My colleagues and I have noted repeatedly over the past couple of years that the National Labor Relations Board takes a very expansive view of the National Labor Relations Act, even (and perhaps especially) when the case does not involve a union or any union activity at all. Recently, an NLRB Administrative Law Judge issued a decision that reminded employers again of that fact. This time, the decision touched on our favorite topic here on the blog, wage and hour. The ALJ found that a restaurant waiter who had filed a lawsuit against his employer claiming violations of the FLSA and state wage and hour laws had engaged in protected, concerted activity protected by the NLRA.
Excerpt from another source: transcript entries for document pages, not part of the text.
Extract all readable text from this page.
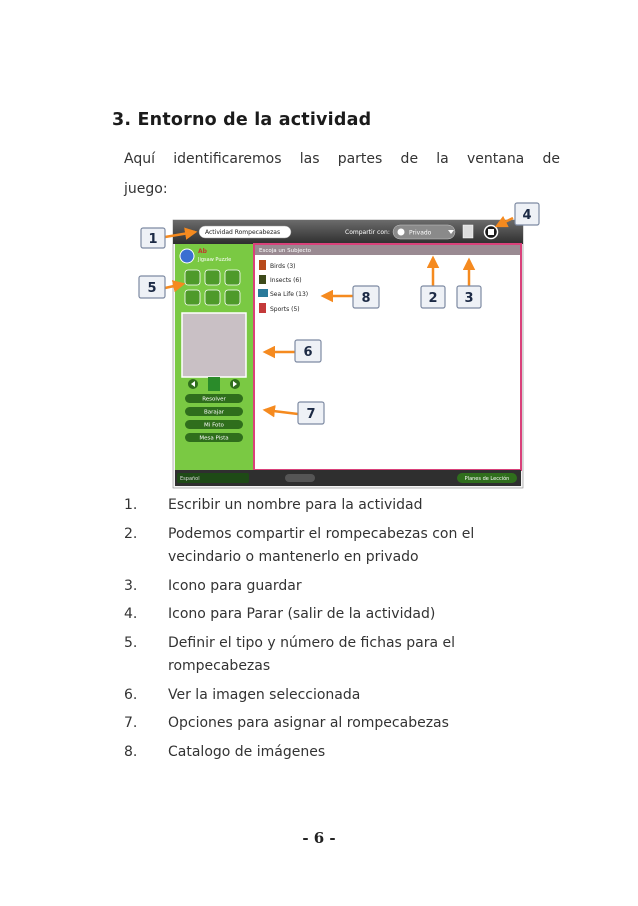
3. Entorno de la actividad
Aquí identificaremos las partes de la ventana de juego:
Actividad Rompecabezas	Compartir con:	Privado
Ab
Jigsaw Puzzle
Resolver
Barajar
Mi Foto
Mesa Pista
Escoja un Subjecto
Birds (3)
Insects (6)
Sea Life (13)
Sports (5)
Español	Planes de Lección
1
2 3
4
5
6
7
8
1.	Escribir un nombre para la actividad
2.	Podemos compartir el rompecabezas con el vecindario o mantenerlo en privado
3.	Icono para guardar
4.	Icono para Parar (salir de la actividad)
5.	Definir el tipo y número de fichas para el rompecabezas
6.	Ver la imagen seleccionada
7.	Opciones para asignar al rompecabezas
8.	Catalogo de imágenes
- 6 -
Under the NLRA, employees are protected from retaliation for engaging in activities that are protected by the NLRA if the employees act “in concert” rather than in pursuit of their own interests. In this case, the restaurant had terminated the waiter on the same day it received a copy of the employee’s wage and hour lawsuit in the mail. Terminating the waiter for filing a wage and hour lawsuit creates its own set of problems under federal and state wage and hour laws. However, by terminating the waiter, the restaurant brought itself another one: an unfair labor practice charge before the NLRB.
The ALJ’s Decision
The NLRB’s ALJ addressed whether the restaurant terminated the waiter for engaging in “protected, concerted activity” under the NLRA or whether he was fired for something he did for himself only (filing a wage and hour lawsuit). The ALJ had no problems finding that a wage and hour lawsuit is protected under the NLRA. He found that whenever an employee filed a lawsuit “relating to wages,” that employee is engaged in protected activity. However, is filing a lawsuit where you are the only named plaintiff a “concerted activity within the meaning of Section 7” of the NLRA, or is it “acting solely in pursuit of [your] own interests?” On its face, this seems like an easy issue: the employee filed a lawsuit by himself. No concerted activity, right? Wrong (at least according to the ALJ). The ALJ concluded that although the waiter acted alone, the complaint stated that he had filed his lawsuit “on behalf of a class of similarly situated employees who work or have worked at the [restaurant] over a three year period of time,” and that, even though the waiter did not name any other employee and no other employee was aware of the lawsuit, it “could be argued that [the waiter] sought ‘to initiate or to induce or to prepare for group action.’” The ALJ assumed that when the restaurant read the complaint, it had then assumed that the waiter was acting along with others who could later join the collective action.
The ALJ recommended that the restaurant reinstate the waiter with full back pay and no loss of seniority and that the employer post a notice for employees that they have the right to “file lawsuits on behalf of themselves and others relating to their wages or other terms and conditions of employment.” While the decision could be changed by the NLRB itself (though such an outcome is unlikely) and carries on precedential value, the decision should remind employers that the NLRB’s aggressive outreach extends far beyond union activity. Even non-concerted activity, such as an individual wage and hour lawsuit, could be viewed as “concerted activity.” Employees can seek recourse for retaliation or violations before the friendly NLRB just as easily as they can in the courts.